Vivo en una propuesta que no puedo rechazar

20 Feb

Algunos amigos me dicen que desde que soy nini llevo vida de jubilada; con clases de aeróbic, tándems con guiris para practicar inglés, presentaciones de libros, ciclos de cine alternativo y cursillos de bailar swing y hacer galletas incluídos en mi desenfrenada, atrevida y loca rutina.

Desde luego que no son los planes que ocuparían a Alaska o a Loquillo en la época de la movida, pero pienso que se aprenden muchas más cosas que quedándome en el sofá de casa, y no estamos como para andar recusando conocimientos en este embalse de ignorancia en el que una inmensa mayoría parecemos chapotear alegremente cual leoncitos marinos.

Y es que con mi micro experiencia personal en esta situación de limbo tan extraña –y afortunadamente temporal- he de decir que lo de ni estudiar ni trabajar formalmente es mucho más cansado y menos aburrido de lo que muchos piensan y predican. Juro que desde que no tengo obligación de hacerlo no hay día que me levante más tarde de las ocho (vaya desgraciada macho), no he visto nunca el Sálvame o el Entre todos y no me echo la siesta aunque quiera. Literalmente no tengo tiempo, lo cual a mí también me deja altamente sorprendida, sorprendida y encantada claro.

Y en éstas que buscando ávidamente ocupaciones que llenen mis tardes y mantengan en funcionamiento mi limitada cabecita y su caótica base de datos interna fui ayer a una interesantísima conferencia en el Ateneo de Santander. Por desconocer desconocía incluso la existencia de este lugar con nombre tan imponente, pero había que dárselas de entendida y aparentar naturalidad ante la élite cultureta e intelectual de la ciudad, así que lo busqué por la mañana para ir por la tarde a tiro hecho y como Pedro por su casa (aunque mi plan hiciera aguas cuando quise ir al servicio en medio de la charla y tuve que atravesar tres veces la sala por delante de todo el mundo porque no lo encontraba…).

El caso es que con motivo de la publicación de su libro Crónicas de la mafia el periodista cántabro Íñigo Domínguez, un tipo de lo más simpático, hermano de otro tipo realmente genial, dió una amena charla sobre la sociedad y la política italiana ante un auditorio igualmente encantador.

Me quedé con el momento en que Íñigo, que es corresponsal del grupo Vocento en Roma, para explicarnos lo realmente caótico que es el funcionamiento de la Italia actual nos dijo que los italianos suelen decir que les gusta España “porque es un país serio y que funciona”. La carcajada fue general.

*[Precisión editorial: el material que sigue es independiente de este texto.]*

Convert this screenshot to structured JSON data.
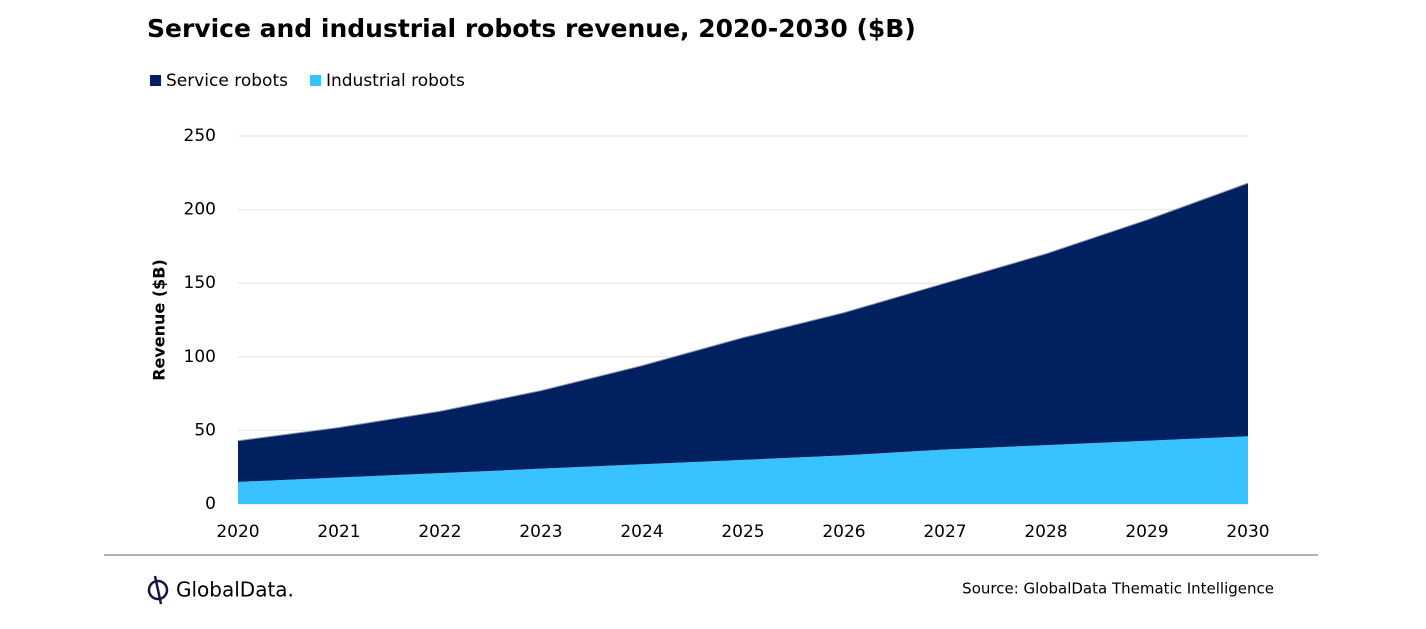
{
  "chart_data": {
    "type": "stacked_area",
    "title": "Service and industrial robots revenue, 2020-2030 ($B)",
    "y_label": "Revenue ($B)",
    "categories": [
      "2020",
      "2021",
      "2022",
      "2023",
      "2024",
      "2025",
      "2026",
      "2027",
      "2028",
      "2029",
      "2030"
    ],
    "series": [
      {
        "name": "Service robots",
        "color": "#002060",
        "values": [
          28,
          34,
          42,
          53,
          67,
          83,
          97,
          113,
          130,
          150,
          172
        ]
      },
      {
        "name": "Industrial robots",
        "color": "#38c2ff",
        "values": [
          15,
          18,
          21,
          24,
          27,
          30,
          33,
          37,
          40,
          43,
          46
        ]
      }
    ],
    "ylim": [
      0,
      250
    ],
    "yticks": [
      0,
      50,
      100,
      150,
      200,
      250
    ],
    "grid": true,
    "source": "Source: GlobalData Thematic Intelligence",
    "brand": "GlobalData."
  }
}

No es por nada, pero para ir de mafiosos la cosa había allí mucha gente estupenda (mi señora madre como mi fiel escudera la primera de la lista, evidentemente). El ambiente no daba tanto miedete como cabía esperar, y no había apenas octogenarios con pinta de enciclopedia napoleónica, de esos capaces de fulminarte con pronunciar la palabra epopeya, como yo había imaginado. Básicamente había amigos del ponente, periodistas, algún puntual interesado en el tema y unos cuantos ninis y jubilados con inquietudes (ahí es donde me meto yo y meto por extensión a la pobre Sancho Panza), pero todos gente de lo más normal y corriente, atentísimos a la conferencia que ya digo que estuvo muy interesante.

Sí me dí cuenta de que yo bajaba con diferencia la media de edad de “el respetable”, sería por aquello del ying-yang y por hacer balanza con las momias enciclopédicas. Quiero pensar, aunque no lo pienso, que es que el resto de jóvenes santanderinos estaban muy ocupados estudiando y trabajando a esas horas… No obstante y por si acaso les animaría a releer esta entrada nemesiana y a pegar cinco brincos seguidos a ver si algo en sus mentes se agita y les entran las ganas de conocer el  mundo para poder comérselo luego con mucha más propiedad y respeto.

De mí por lo menos no podrá decirse que no hago la intentona.

.

Con lo que he escuchado decir esta mañana a Alfredo Menéndez en las Mañanas de Radio Nacional me despido:

Donde esté un achuchón, que se quite un “me gusta”.